The language barrier didn’t help of course, but what was unmistakable was the warmth of their welcome and the generous nature. I realised my Dad had been in safe hands all those years ago. This feeling was so overwhelming, that for many years afterwards I don’t think the very real danger he was in ever sunk in. It made me think that being found by a member of the German army maybe helped him in some way or other.
Heinrich said that over the previous 40 years, that he had often wondered what had happened to the wounded “flieger”, and that he hoped he had recovered well and resumed a normal life after the war.
Once my father had left the farmhouse on the back of a horse drawn cart, they heard no more about him. It had taken 40 years to find out. I also had the pleasure of meeting Fritz Nolte who said that he realised my Dad had done what he could to help him return home after the war. Fritz had been released earlier than expected.
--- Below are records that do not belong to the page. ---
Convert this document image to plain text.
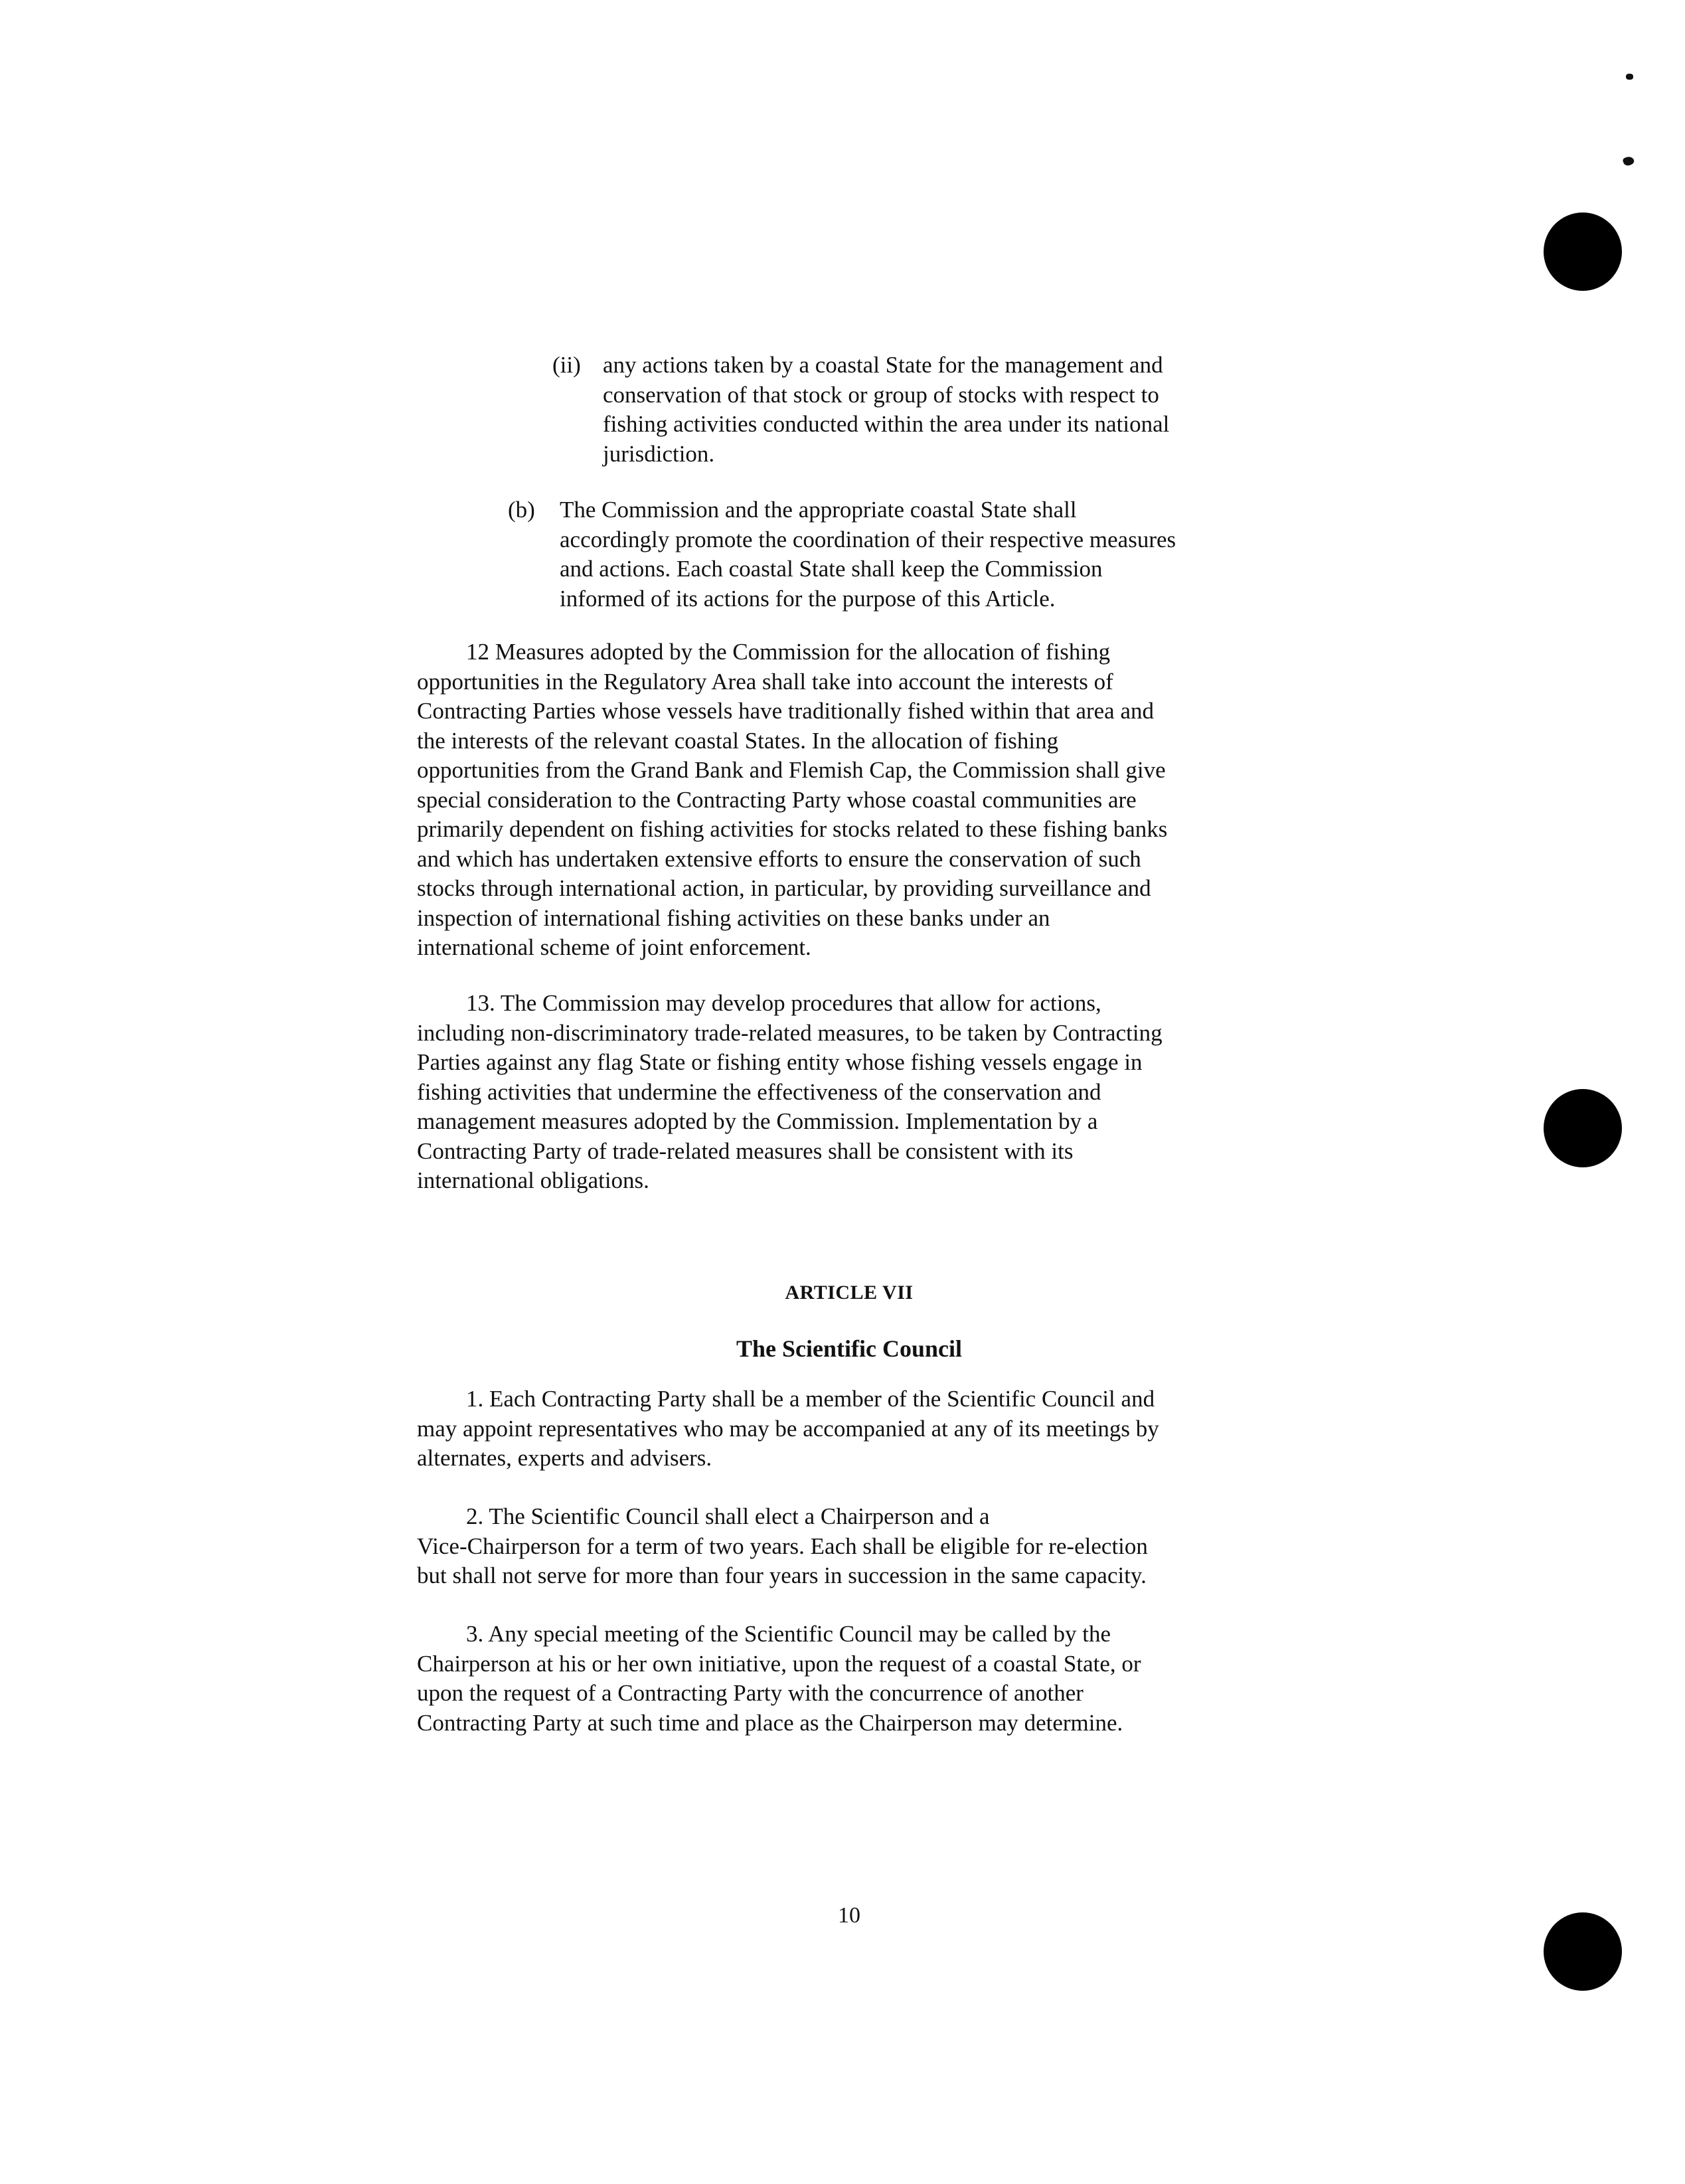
(ii) any actions taken by a coastal State for the management and
conservation of that stock or group of stocks with respect to
fishing activities conducted within the area under its national
jurisdiction.
(b) The Commission and the appropriate coastal State shall
accordingly promote the coordination of their respective measures
and actions. Each coastal State shall keep the Commission
informed of its actions for the purpose of this Article.
12 Measures adopted by the Commission for the allocation of fishing
opportunities in the Regulatory Area shall take into account the interests of
Contracting Parties whose vessels have traditionally fished within that area and
the interests of the relevant coastal States. In the allocation of fishing
opportunities from the Grand Bank and Flemish Cap, the Commission shall give
special consideration to the Contracting Party whose coastal communities are
primarily dependent on fishing activities for stocks related to these fishing banks
and which has undertaken extensive efforts to ensure the conservation of such
stocks through international action, in particular, by providing surveillance and
inspection of international fishing activities on these banks under an
international scheme of joint enforcement.
13. The Commission may develop procedures that allow for actions,
including non-discriminatory trade-related measures, to be taken by Contracting
Parties against any flag State or fishing entity whose fishing vessels engage in
fishing activities that undermine the effectiveness of the conservation and
management measures adopted by the Commission. Implementation by a
Contracting Party of trade-related measures shall be consistent with its
international obligations.
ARTICLE VII
The Scientific Council
1. Each Contracting Party shall be a member of the Scientific Council and
may appoint representatives who may be accompanied at any of its meetings by
alternates, experts and advisers.
2. The Scientific Council shall elect a Chairperson and a
Vice-Chairperson for a term of two years. Each shall be eligible for re-election
but shall not serve for more than four years in succession in the same capacity.
3. Any special meeting of the Scientific Council may be called by the
Chairperson at his or her own initiative, upon the request of a coastal State, or
upon the request of a Contracting Party with the concurrence of another
Contracting Party at such time and place as the Chairperson may determine.
10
He told me he wished he could have expressed his gratitude, but had no way of contacting him of course.
Several months later I took my father to Kulte, and it was a wonderful occasion. That is the three of us in the 1986 photo: me, my father and Heinrich.
Neither he nor Heinrich were men to let emotions run wild, but for them to meet four decades on was something special to both. I’ve come to realise as I’ve grown older that I very much owe my existence to Heinrich.
My father passed away in 1996, and Heinrich just a few years ago. Heinrich’s grandchildren are now adults, and they send a card and letter to my mother, written in impeccable English every Christmas. In them he left behind a great legacy of which he was justifiably proud. I wonder if it ever crossed his mind, that he also left so much more.
It’s amazing what can happen when two young lads meet up in a farmer's field.